Dans un contexte de hausse du prix du tabac et de localisation frontalière, les buralistes des Pyrénées-Orientales peuvent faire face en « réinventant leur commerce » grâce aux aides du Protocole avec l’État.
Présent en pays catalan, ce 20 mars, pour une journée de la Transformation Saison 2 « 2023-2027 » (voir 20 janvier 2023), Philippe Coy a rappelé la nécessité de franchir le cap.
« Vendre du tabac ne suffit plus » explique, à L’Indépendant qui a suivi la journée, Romuald Fontaine, installé à Saint-Cyprien. Il a eu recours à cette aide en octobre 2023 pour rénover l’affaire qu’il avait décidé de reprendre quelques mois plus tôt. Aujourd’hui, ce commerce de proximité n’est plus seulement un tabac mais aussi une papeterie, librairie, boutique souvenirs, centre de paiement de proximité, antenne de La Poste, point colis …
Un « drugstore du quotidien » aux diverses activités, un commerce de proximité où « les gens doivent comprendre qu’on ne vient plus que pour acheter des cigarettes. Nous ne sommes plus des vendeurs, mais plutôt des distributeurs. Et nous privilégions le côté relationnel », insiste Christine Barrière, buraliste à Torreilles et secrétaire de la fédération départementale des buralistes.
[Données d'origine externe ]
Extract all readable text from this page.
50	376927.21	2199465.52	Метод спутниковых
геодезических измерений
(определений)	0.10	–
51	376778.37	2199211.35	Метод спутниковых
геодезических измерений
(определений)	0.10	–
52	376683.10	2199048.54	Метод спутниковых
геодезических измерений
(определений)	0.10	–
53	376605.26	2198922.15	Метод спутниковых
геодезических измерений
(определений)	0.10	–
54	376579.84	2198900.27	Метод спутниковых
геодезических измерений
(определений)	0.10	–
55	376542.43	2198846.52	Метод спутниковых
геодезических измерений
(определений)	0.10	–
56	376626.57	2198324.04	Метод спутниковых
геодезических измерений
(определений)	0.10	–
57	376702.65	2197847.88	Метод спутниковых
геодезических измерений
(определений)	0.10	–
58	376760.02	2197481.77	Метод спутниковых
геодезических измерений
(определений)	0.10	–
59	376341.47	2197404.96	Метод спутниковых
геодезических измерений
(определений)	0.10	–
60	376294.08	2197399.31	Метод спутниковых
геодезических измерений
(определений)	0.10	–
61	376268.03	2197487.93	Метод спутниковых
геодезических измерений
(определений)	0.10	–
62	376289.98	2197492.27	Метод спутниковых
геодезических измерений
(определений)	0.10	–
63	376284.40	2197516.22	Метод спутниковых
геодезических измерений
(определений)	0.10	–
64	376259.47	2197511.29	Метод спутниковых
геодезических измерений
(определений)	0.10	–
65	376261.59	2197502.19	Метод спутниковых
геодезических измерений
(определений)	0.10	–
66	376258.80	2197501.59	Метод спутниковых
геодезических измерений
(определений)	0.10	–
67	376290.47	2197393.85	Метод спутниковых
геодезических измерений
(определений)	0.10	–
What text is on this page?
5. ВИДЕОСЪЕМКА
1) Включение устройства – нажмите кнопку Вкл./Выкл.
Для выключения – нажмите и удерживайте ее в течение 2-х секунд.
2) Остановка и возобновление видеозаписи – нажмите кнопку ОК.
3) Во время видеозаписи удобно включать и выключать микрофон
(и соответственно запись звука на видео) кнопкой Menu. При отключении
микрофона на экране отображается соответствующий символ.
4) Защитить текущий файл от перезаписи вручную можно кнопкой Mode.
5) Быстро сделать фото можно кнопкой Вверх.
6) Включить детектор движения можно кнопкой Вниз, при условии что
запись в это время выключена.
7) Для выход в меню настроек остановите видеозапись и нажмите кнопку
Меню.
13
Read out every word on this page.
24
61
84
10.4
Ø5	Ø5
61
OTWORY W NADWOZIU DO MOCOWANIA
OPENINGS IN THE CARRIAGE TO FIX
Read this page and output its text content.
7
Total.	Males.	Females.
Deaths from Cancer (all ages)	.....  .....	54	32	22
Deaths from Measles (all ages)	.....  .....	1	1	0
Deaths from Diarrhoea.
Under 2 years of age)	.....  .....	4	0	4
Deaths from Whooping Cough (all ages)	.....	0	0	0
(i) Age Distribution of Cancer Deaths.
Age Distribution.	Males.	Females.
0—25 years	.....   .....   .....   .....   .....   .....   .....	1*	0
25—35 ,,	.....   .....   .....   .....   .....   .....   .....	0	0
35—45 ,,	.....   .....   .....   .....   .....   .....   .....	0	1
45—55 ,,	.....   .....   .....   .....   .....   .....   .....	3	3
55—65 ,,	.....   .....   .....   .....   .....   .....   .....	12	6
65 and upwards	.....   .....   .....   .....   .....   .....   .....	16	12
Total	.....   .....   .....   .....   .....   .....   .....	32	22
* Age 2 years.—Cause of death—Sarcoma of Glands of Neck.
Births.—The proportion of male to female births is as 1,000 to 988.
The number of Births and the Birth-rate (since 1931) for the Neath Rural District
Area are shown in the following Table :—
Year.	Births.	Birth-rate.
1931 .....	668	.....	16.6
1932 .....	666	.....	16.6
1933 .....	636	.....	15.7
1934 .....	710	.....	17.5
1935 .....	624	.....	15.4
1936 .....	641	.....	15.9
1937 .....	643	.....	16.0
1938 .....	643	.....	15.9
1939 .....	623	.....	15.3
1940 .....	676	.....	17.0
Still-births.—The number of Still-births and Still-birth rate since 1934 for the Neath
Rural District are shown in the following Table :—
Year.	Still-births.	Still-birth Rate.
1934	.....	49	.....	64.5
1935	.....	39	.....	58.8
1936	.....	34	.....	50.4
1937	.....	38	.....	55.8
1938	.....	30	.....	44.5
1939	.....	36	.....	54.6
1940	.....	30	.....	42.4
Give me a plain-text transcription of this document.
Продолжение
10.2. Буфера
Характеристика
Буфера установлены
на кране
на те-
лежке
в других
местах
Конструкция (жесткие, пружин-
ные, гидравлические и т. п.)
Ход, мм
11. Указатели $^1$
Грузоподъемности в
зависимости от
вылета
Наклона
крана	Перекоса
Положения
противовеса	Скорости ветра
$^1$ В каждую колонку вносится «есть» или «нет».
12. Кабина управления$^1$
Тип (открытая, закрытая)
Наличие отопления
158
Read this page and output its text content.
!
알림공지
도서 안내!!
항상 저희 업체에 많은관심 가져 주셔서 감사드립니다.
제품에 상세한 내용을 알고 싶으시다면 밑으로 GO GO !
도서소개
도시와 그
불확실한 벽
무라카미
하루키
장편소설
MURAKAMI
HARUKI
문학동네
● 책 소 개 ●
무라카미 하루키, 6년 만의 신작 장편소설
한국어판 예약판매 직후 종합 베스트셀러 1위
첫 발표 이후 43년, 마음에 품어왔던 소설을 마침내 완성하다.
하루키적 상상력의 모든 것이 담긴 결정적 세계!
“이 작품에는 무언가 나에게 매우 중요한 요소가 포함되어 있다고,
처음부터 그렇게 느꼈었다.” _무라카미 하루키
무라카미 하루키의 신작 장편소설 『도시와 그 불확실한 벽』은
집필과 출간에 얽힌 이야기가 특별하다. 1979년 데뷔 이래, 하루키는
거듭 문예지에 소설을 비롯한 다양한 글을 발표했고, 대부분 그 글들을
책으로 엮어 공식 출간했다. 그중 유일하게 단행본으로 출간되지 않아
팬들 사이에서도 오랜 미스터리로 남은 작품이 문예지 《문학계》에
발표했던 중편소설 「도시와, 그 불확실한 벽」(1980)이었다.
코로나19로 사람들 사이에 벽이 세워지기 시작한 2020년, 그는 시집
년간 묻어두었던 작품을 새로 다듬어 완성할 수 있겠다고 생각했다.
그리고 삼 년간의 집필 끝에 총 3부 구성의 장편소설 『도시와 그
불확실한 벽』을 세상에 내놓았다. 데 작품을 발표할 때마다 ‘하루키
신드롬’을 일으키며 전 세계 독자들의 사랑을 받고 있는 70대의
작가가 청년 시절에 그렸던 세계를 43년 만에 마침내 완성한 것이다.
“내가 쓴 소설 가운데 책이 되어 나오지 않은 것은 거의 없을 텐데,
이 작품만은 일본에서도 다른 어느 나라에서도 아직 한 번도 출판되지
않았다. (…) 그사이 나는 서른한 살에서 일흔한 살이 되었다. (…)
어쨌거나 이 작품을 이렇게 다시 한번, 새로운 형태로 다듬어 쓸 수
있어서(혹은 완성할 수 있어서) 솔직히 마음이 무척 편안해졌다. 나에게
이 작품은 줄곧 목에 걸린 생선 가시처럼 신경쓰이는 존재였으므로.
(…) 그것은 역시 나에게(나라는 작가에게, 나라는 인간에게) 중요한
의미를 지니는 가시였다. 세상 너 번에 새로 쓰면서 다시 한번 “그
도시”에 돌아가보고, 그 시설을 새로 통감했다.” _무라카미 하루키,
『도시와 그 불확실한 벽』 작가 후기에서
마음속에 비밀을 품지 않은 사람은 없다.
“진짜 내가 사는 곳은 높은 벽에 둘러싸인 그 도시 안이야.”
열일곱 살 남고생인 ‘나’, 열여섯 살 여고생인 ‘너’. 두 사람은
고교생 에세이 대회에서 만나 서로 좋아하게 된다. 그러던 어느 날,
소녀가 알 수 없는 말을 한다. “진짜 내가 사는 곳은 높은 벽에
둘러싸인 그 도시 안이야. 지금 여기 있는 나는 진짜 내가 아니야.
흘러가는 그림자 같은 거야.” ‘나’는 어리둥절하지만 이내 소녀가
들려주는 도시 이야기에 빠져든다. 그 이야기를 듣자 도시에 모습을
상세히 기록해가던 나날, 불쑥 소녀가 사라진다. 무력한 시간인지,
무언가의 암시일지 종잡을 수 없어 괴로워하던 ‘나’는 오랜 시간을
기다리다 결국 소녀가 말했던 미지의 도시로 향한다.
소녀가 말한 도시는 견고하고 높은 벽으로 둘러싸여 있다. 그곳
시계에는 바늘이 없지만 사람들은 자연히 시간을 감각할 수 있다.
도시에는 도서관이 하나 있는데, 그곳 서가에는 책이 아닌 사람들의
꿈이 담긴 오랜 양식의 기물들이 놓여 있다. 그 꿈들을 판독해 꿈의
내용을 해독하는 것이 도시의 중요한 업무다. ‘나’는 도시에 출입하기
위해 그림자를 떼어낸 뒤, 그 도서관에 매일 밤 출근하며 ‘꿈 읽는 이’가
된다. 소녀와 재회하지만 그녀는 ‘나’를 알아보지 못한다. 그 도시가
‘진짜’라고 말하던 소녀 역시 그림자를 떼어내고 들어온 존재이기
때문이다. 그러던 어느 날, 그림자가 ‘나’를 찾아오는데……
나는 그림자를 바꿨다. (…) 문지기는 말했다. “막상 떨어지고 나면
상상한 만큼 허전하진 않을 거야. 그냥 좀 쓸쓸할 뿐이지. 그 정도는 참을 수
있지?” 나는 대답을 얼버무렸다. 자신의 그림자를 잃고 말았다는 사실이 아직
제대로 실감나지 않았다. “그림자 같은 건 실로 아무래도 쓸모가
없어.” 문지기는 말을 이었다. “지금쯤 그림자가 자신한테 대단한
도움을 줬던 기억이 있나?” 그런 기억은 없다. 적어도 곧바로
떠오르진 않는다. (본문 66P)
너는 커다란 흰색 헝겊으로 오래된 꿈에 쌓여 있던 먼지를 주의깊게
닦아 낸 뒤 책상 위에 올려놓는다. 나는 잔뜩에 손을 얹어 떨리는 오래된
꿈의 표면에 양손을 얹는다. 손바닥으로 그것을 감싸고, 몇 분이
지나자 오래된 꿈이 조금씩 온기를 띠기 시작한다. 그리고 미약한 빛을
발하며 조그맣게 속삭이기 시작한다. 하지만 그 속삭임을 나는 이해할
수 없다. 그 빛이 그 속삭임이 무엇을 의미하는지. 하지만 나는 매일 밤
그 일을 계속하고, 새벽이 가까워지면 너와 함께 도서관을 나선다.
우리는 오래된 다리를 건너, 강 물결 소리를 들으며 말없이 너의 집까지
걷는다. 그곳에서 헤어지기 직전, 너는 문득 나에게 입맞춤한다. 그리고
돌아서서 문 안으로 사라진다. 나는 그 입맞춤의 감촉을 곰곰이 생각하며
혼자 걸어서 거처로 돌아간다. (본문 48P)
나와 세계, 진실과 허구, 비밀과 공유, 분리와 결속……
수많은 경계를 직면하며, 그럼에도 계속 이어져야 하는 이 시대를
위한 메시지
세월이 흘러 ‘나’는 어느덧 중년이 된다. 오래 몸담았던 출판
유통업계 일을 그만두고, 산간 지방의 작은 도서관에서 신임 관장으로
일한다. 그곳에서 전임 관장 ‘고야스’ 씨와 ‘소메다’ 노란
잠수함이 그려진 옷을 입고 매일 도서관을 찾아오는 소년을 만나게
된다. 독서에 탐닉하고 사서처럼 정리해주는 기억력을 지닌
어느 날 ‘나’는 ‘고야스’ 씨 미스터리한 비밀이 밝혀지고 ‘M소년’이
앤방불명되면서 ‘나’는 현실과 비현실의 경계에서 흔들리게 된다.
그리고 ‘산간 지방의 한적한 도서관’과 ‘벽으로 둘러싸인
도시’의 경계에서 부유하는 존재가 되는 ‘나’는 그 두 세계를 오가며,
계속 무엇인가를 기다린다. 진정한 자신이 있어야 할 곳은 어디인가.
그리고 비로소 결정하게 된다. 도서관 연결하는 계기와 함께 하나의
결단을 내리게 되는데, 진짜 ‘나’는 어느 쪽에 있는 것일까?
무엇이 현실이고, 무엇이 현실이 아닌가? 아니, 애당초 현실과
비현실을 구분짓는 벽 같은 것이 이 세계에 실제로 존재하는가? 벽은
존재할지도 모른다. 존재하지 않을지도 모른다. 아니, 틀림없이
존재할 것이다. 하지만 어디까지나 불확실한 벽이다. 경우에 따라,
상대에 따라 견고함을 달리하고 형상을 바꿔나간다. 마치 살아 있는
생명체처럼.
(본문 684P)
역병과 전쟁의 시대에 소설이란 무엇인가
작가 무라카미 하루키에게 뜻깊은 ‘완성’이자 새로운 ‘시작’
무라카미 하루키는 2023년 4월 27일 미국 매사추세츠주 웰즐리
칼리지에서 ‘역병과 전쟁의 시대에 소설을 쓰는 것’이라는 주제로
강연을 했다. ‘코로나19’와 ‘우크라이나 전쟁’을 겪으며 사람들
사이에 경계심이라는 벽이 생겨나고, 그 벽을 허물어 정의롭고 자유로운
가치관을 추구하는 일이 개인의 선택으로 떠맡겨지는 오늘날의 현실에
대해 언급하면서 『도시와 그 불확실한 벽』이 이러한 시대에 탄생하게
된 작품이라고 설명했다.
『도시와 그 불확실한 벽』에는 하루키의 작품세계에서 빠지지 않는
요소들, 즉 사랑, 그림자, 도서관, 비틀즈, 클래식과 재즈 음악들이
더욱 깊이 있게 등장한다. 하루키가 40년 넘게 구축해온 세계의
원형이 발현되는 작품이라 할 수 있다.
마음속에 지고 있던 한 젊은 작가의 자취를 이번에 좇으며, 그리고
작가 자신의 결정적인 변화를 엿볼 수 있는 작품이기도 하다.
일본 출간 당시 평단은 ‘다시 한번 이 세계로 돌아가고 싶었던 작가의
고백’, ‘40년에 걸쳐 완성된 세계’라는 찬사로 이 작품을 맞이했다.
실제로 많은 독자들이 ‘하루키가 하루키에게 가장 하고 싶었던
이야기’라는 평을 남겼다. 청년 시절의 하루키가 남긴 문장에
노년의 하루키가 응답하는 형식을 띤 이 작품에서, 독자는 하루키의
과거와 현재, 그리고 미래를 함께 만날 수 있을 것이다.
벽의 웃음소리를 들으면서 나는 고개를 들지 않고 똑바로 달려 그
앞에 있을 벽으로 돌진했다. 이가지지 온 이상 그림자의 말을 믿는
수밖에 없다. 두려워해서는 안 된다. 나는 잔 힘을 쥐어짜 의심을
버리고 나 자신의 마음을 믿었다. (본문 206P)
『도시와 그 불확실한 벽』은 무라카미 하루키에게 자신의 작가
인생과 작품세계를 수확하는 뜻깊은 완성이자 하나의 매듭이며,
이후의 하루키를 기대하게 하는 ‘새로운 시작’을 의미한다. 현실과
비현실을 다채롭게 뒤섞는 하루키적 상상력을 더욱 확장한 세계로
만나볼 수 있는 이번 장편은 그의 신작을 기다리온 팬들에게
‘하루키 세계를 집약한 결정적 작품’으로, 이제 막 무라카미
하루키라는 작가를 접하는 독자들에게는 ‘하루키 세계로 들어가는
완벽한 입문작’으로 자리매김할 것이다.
« Un dispositif incitatif, un booster pour un commerce », comme l’assure Philippe Coy qui rappelle que dans les Pyrénées-Orientales 27 établissements se sont déjà engagés, sur les 131 buralistes que compte le département.
« Nous sommes tous victimes de la contrebande et du trafic … Il y a de véritables enjeux dans les zones rurales où il y a peu de repreneurs. Il faut anticiper cette transmission » ont déclaré Philippe Coy et Rémi Ferrec, président de la fédération départementale des buralistes.
« La meilleure des réponses dans ce contexte de crise, c’est l’attaque. Il faut transmettre, investir et le faire convenablement. Si on ne bouge pas on est condamné à avoir encore plus de fermetures » conclut Philippe Coy.





Mr COY fait une fixation sur la transformation qui peut soit disant sauver le commerce de tout le monde. C’est faux!
Une transformation coûte 100k€, l’aide de l’état est de 30k€. L’affaire doit supporter le delta de 70k€. C’est beau sur le papier mais les commissions TABAC (sur le bilan) de tous les débits de France et de Navarre représentent plus de 50 % du résultat final. Les ventes chutent trop vite et rien ne pourra arrêter hécatombe des faillites. Quand il n’y aura plus assez de commissions tabac, nous serons un commerce lambda avec aucun intérêt pour la clientèle de privilégier nos commerce VS les commerces de détails.